Ue: sui voucher mono e multiuso
nuove regole fiscali per l’Iva - 2

La nuova direttiva approvata modifica la normativa precedente e le norme dovranno essere recepite nel 2018

voucher
Le problematiche connesse alla base imponibile si sono manifestate principalmente con riferimento ai buoni circolanti all’interno di catene di distribuzione ed ai buoni sconto gratuiti.  Le catene distributive hanno creato particolari problemi con riferimento ai buoni multiuso poiché gli stessi, anche prima della direttiva 2016/1065, venivano generalmente ritenuti imponibili soltanto all’atto dell’utilizzo; per i buoni monouso la base imponibile coincide, e coincideva, con il prezzo pagato all’atto dell’emissione o dei trasferimenti successivi.

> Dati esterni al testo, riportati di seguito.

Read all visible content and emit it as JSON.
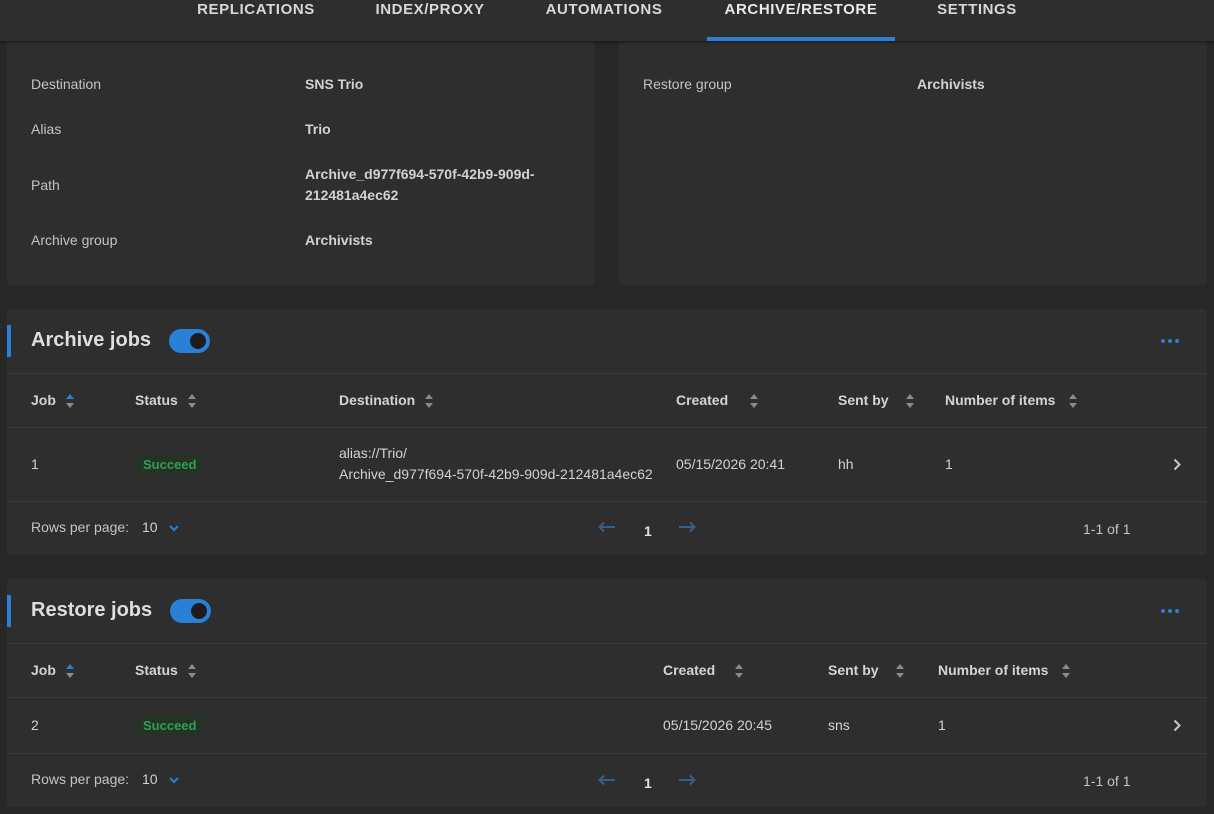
{
  "tabs": [
    {
      "label": "REPLICATIONS",
      "active": false
    },
    {
      "label": "INDEX/PROXY",
      "active": false
    },
    {
      "label": "AUTOMATIONS",
      "active": false
    },
    {
      "label": "ARCHIVE/RESTORE",
      "active": true
    },
    {
      "label": "SETTINGS",
      "active": false
    }
  ],
  "archive_info": {
    "destination_label": "Destination",
    "destination_value": "SNS Trio",
    "alias_label": "Alias",
    "alias_value": "Trio",
    "path_label": "Path",
    "path_value_line1": "Archive_d977f694-570f-42b9-909d-",
    "path_value_line2": "212481a4ec62",
    "group_label": "Archive group",
    "group_value": "Archivists"
  },
  "restore_info": {
    "group_label": "Restore group",
    "group_value": "Archivists"
  },
  "archive_jobs": {
    "title": "Archive jobs",
    "toggle_on": true,
    "columns": [
      "Job",
      "Status",
      "Destination",
      "Created",
      "Sent by",
      "Number of items"
    ],
    "rows": [
      {
        "job": "1",
        "status": "Succeed",
        "destination_line1": "alias://Trio/",
        "destination_line2": "Archive_d977f694-570f-42b9-909d-212481a4ec62",
        "created": "05/15/2026 20:41",
        "sent_by": "hh",
        "items": "1"
      }
    ],
    "rows_per_page_label": "Rows per page:",
    "rows_per_page_value": "10",
    "page": "1",
    "range": "1-1 of 1"
  },
  "restore_jobs": {
    "title": "Restore jobs",
    "toggle_on": true,
    "columns": [
      "Job",
      "Status",
      "Created",
      "Sent by",
      "Number of items"
    ],
    "rows": [
      {
        "job": "2",
        "status": "Succeed",
        "created": "05/15/2026 20:45",
        "sent_by": "sns",
        "items": "1"
      }
    ],
    "rows_per_page_label": "Rows per page:",
    "rows_per_page_value": "10",
    "page": "1",
    "range": "1-1 of 1"
  },
  "colors": {
    "accent": "#2a7fd6",
    "success": "#2fa14f",
    "background": "#272727",
    "surface": "#2e2e2e"
  },
  "icons": [
    "sort-icon",
    "chevron-down-icon",
    "chevron-right-icon",
    "arrow-left-icon",
    "arrow-right-icon",
    "more-horizontal-icon"
  ]
}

Le caratteristiche dei buoni multiuso, in particolare l’indeterminabilità all’atto dell’emissione dei beni o servizi effettivamente fruiti, non consentivano e non consentono, qualunque sia il criterio di esigibilità vigente nello Stato, di considerali imponibili in un momento antecedente all’effettivo utilizzo: in base alla sentenza della Corte di Giustizia europea resa con riferimento alla causa C-419/2006, neppure il versamento di un corrispettivo/acconto all’atto dell’emissione permette di considerare la prestazione come effettuata.
Prima di analizzare, distintamente, le problematiche relative alla distribuzione dei buoni multiuso ed ai buoni sconto, si effettuerà un brevissimo richiamo alle regole di determinazione della base imponibile dei servizi di intermediazione.
 
Base imponibile dei servizi di intermediazione
Per comprendere le regole di determinazione della base imponibile dei servizi di intermediazione, bisogna effettuare una preliminare distinzione tra servizi resi, o ricevuti, in nome proprio e per conto altrui (intermediazioni senza rappresentanza), e servizi resi, o ricevuti, in nome e per conto altrui (intermediazioni con rappresentanza).

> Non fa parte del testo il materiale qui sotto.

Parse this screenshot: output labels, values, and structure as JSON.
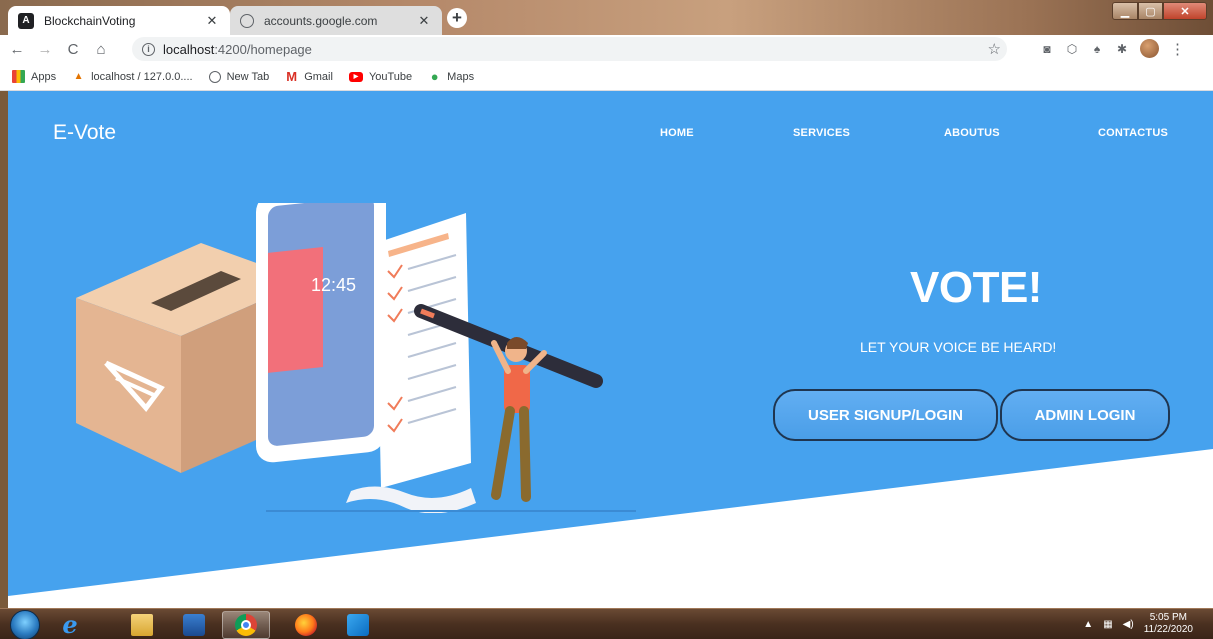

Se il soggetto passivo agisce in nome proprio e per contro altrui, i rapporti con il committente, in base a quanto previsto dagli articoli 14, lett c), e 21, par. 1, della direttiva Iva, sono considerati prestazioni della stessa natura di quelle oggetto dell’intermediazione.
 
L’ESEMPIO
Se A compra da B dei beni in nome proprio e per conto di C, il trasferimento dei beni da A a C viene considerata una cessione rilevante ai fini del tributo. Quando non sussiste la spendita del nome, infatti, la prestazione di intermediazione non ha autonoma rilevanza e la sua base imponibile, ai sensi dell’articolo 13, lett. b), D.P.R. 633/1972, viene determinata in modo del tutto peculiare.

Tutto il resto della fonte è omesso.